Chemical synthesis elucidates the absolute configuration and key antigenic epitope of Vibrio cholerae serotype O100 O-antigen

The emergence of drug-resistant strains of Vibrio cholerae, coupled with the current limitations of oral vaccines, underscores the urgent need for the development of new vaccines. The O-antigen of V. cholerae serotype O100 has emerged as a promising candidate for vaccine development. To investigate the absolute configuration of 3,5-dihydroxyhexanoyl (dHh) and to evaluate the structure-activity relationship of the O-antigen trisaccharide repeating unit, we completed total synthesis of four potential trisaccharide isomers, along with 11 additional oligosaccharide fragments of the O-antigen. Stereoselective reduction was used for the synthesis of dHh, and the efficient assembly of dHh and (R)-3-hydroxybutanoyl (RHb) was achieved through a post-glycosylation modification strategy.
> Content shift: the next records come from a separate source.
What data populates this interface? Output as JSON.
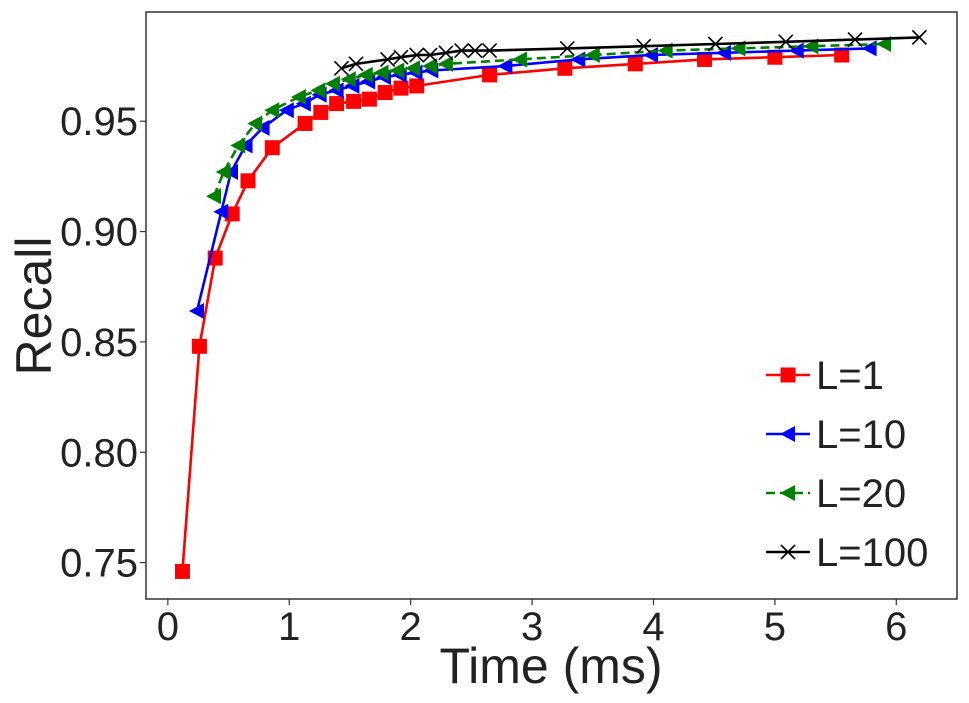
{
  "chart_data": {
    "type": "line",
    "title": "",
    "xlabel": "Time (ms)",
    "ylabel": "Recall",
    "xlim": [
      -0.18,
      6.5
    ],
    "ylim": [
      0.7335,
      0.9995
    ],
    "xticks": [
      0,
      1,
      2,
      3,
      4,
      5,
      6
    ],
    "xtick_labels": [
      "0",
      "1",
      "2",
      "3",
      "4",
      "5",
      "6"
    ],
    "yticks": [
      0.75,
      0.8,
      0.85,
      0.9,
      0.95
    ],
    "ytick_labels": [
      "0.75",
      "0.80",
      "0.85",
      "0.90",
      "0.95"
    ],
    "grid": false,
    "legend_position": "lower-right",
    "series": [
      {
        "name": "L=1",
        "color": "#ff0000",
        "marker": "square",
        "linestyle": "solid",
        "x": [
          0.12,
          0.26,
          0.39,
          0.53,
          0.66,
          0.86,
          1.13,
          1.26,
          1.39,
          1.53,
          1.66,
          1.79,
          1.92,
          2.05,
          2.65,
          3.27,
          3.85,
          4.42,
          5.0,
          5.55
        ],
        "y": [
          0.746,
          0.848,
          0.888,
          0.908,
          0.923,
          0.938,
          0.949,
          0.954,
          0.958,
          0.959,
          0.96,
          0.963,
          0.965,
          0.966,
          0.971,
          0.974,
          0.976,
          0.978,
          0.979,
          0.98
        ]
      },
      {
        "name": "L=10",
        "color": "#0000ff",
        "marker": "triangle-left",
        "linestyle": "solid",
        "x": [
          0.24,
          0.44,
          0.52,
          0.64,
          0.78,
          0.98,
          1.12,
          1.25,
          1.39,
          1.52,
          1.65,
          1.78,
          1.91,
          2.04,
          2.17,
          2.78,
          3.38,
          3.98,
          4.58,
          5.18,
          5.78
        ],
        "y": [
          0.864,
          0.909,
          0.927,
          0.939,
          0.947,
          0.955,
          0.958,
          0.962,
          0.964,
          0.966,
          0.968,
          0.97,
          0.971,
          0.972,
          0.973,
          0.975,
          0.978,
          0.98,
          0.981,
          0.982,
          0.983
        ]
      },
      {
        "name": "L=20",
        "color": "#008000",
        "marker": "triangle-left",
        "linestyle": "dashed",
        "x": [
          0.38,
          0.46,
          0.58,
          0.72,
          0.86,
          1.08,
          1.24,
          1.36,
          1.49,
          1.63,
          1.76,
          1.89,
          2.02,
          2.16,
          2.29,
          2.9,
          3.5,
          4.1,
          4.7,
          5.3,
          5.9
        ],
        "y": [
          0.916,
          0.927,
          0.939,
          0.949,
          0.955,
          0.961,
          0.964,
          0.967,
          0.969,
          0.971,
          0.972,
          0.973,
          0.974,
          0.975,
          0.976,
          0.978,
          0.98,
          0.982,
          0.983,
          0.984,
          0.985
        ]
      },
      {
        "name": "L=100",
        "color": "#000000",
        "marker": "x",
        "linestyle": "solid",
        "x": [
          1.43,
          1.55,
          1.81,
          1.92,
          2.05,
          2.16,
          2.29,
          2.42,
          2.53,
          2.65,
          3.29,
          3.92,
          4.51,
          5.09,
          5.66,
          6.19
        ],
        "y": [
          0.974,
          0.976,
          0.978,
          0.979,
          0.98,
          0.98,
          0.981,
          0.982,
          0.982,
          0.982,
          0.983,
          0.984,
          0.985,
          0.986,
          0.987,
          0.988
        ]
      }
    ]
  }
}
Through NMR analysis, the absolute configuration of dHh was assigned 3S,5S. Glycan microarray screening indicated that RHb is essential for the antigenicity of O-antigen. The nonreducing end disaccharide 59 may serve as the minimal antigenic epitope. These findings are an important step toward the design of semi-synthetic carbohydrate vaccines against V. cholerae.